Kamar di Imam Bonjol Hostel
           Saya menginap di Imam Bonjol Hostel. Rp. 116.000/malam sudah ber AC dengan kamar mandi luar yang sangat bersih. Begitu sampai penginapan, saya langsung rebahan di kasur, panas sekali Semarang batin saya. Berusaha tidur, namun lapar hihi. Usai sholat Dhuhur, saya bergegas keluar jalan kaki, mencari sesuatu yang bisa di beli untuk dimakan. Saya hampir sampai di Lawang Sewu sampai akhirnya berhenti dan tertuju pada rombong siomay. Saya hampir menyerah karena ternyata saya baru tau itu adalah kawasan tengah kota yang tidak ada warung nasi pimggir jalan. Siomaynya enak, khas daerah jawa tengah yang makanannya agak manis, kuah kacangnya pun manis. Saya menghabiskan siomay sambil mendengarkan ibu penjual curhat panjang lebar, dengan bahasa jawa yang halus dengan nada bicara cepat, dimana di jawa timur apalagi di ujung kita berbicara dengan bahasa jawa yang agak kasar, saya hanya manggut-manggut walau sebenarnya tidak paham ibu ini berbicara apa. Langit mulai mendung, saya kembali ke penginapan dan mampir dulu beli camilan untuk di bawa ke pnginapan. Saya habiskan sore untuk tidur.

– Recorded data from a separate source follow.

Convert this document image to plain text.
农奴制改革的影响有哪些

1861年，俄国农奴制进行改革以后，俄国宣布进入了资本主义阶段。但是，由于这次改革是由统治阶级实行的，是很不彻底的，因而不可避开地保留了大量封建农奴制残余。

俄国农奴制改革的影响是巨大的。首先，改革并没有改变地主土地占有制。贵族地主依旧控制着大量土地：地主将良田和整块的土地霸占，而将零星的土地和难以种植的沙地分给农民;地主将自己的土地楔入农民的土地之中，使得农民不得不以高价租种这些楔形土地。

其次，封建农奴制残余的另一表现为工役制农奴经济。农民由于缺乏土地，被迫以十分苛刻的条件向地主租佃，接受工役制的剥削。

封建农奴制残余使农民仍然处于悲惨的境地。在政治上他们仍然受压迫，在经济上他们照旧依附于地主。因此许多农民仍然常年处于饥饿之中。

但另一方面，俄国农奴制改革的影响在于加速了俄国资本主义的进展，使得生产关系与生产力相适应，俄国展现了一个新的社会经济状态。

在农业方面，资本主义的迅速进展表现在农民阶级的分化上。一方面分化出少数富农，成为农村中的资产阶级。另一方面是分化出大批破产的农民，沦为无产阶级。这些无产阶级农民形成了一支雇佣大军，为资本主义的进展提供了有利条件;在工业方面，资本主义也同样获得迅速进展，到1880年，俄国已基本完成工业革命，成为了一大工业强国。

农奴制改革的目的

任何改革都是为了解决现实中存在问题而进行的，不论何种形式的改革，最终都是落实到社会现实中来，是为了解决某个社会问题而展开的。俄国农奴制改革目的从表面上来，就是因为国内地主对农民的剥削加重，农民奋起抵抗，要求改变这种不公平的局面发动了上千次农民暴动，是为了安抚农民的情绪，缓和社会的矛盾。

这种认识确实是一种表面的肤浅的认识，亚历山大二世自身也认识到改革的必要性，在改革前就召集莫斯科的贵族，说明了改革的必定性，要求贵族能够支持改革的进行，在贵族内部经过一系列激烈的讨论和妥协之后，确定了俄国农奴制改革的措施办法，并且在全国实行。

            Bangun tidur itu saya langsung mandi, siap-siap, sholat dulu, dan “glubak glubuk” di kasur menunggu Mas Fahmi datang. Ternyata pulang kerja, dia langsung siap-siap dan segera menuju ke Semarang yang katanya perjalanannya sekitar 1 – 2 jam. Saya yang sudah lapar, tidak sabar menunggu dia yang lamaaaaa sekali sampai akhirnya dia tiba dan berkata sudah di depan penginapan. Penginapan saya ini di lantai 2, dan lantai 1 nya adalah Indomaret. Siang tadi saya sempat bercerita ke Mas Fahmi bahwa ada Om-Om yang menyewa kamar di dekat resepsionis dan Om-Om itu sedikit genit di tambah mukanya agak “mesum”, dan saya agak takut. Jadilah Mas Fahmi ingin melihat situasi penginapan saya. Dia menanyakan kamar saya dimana, dan kamar si Om itu dimana, kamar mandi dimana, lengkap seperti badan inteligen. Setelah di nyatakan aman, barulah kami berangkat makan. Karena saya tamu, saya yang menentukan makan dimana malam ini. Saya kepengen banget makan Mie Goreng malam itu, dan sore tadi sudah cari-cari di google, dan Bakmi Pak Gareng adalah pilihannya yang terenak sesuai rekomendasi google. Setelah saya coba, nilainya 7/10. Sebenernya enak, tapi kalo kata lidah orang Jember itu rasanya “kurang nyucuk”, kurang berasa micin sama garamnya. Maklum ya generasi micin hihihi.
Bakmi Pak Gareng

            Tandas sudah Bakmi Pak Gareng, kami melanjutkan wisata malam ke Kota Lama Semarang. Duduk santai dan ngobrol ringan di depan Gereja Blenduk sambil membahas rencana perjalanan besok. Saya sedikit merepotkan malam itu, minta di foto di Kota Lama Semarang. Ya karena kamera yang saya punya ini sudah lawas, lungsuran dari kakak saya yang dapat juga lungsuran dari sepupu, lensanya agak bermasalah. Jadilah Mas Fahmi ini ngefoto sambil misuh-misuh, “Kamera busuk!”, umpatnya.
Kota Lama Semarang Malam Hari

Saya dan Gereja Blenduk
Malam itu berlalu, saya kembali ke penginapan, di antar Mas Fahmi sampai ke depan kamar, sampai pintu terkunci ceklek, saya teriak “Wes, muliho”. Saya menghabiskan malam dengan was-was karena pohon bamboo di sebelah jendela kamar saya goyang terkena angin dan menimbulkan suara aneh, dan Mas Fahmi sepertinya tertidur nyenyak dirumah temannya.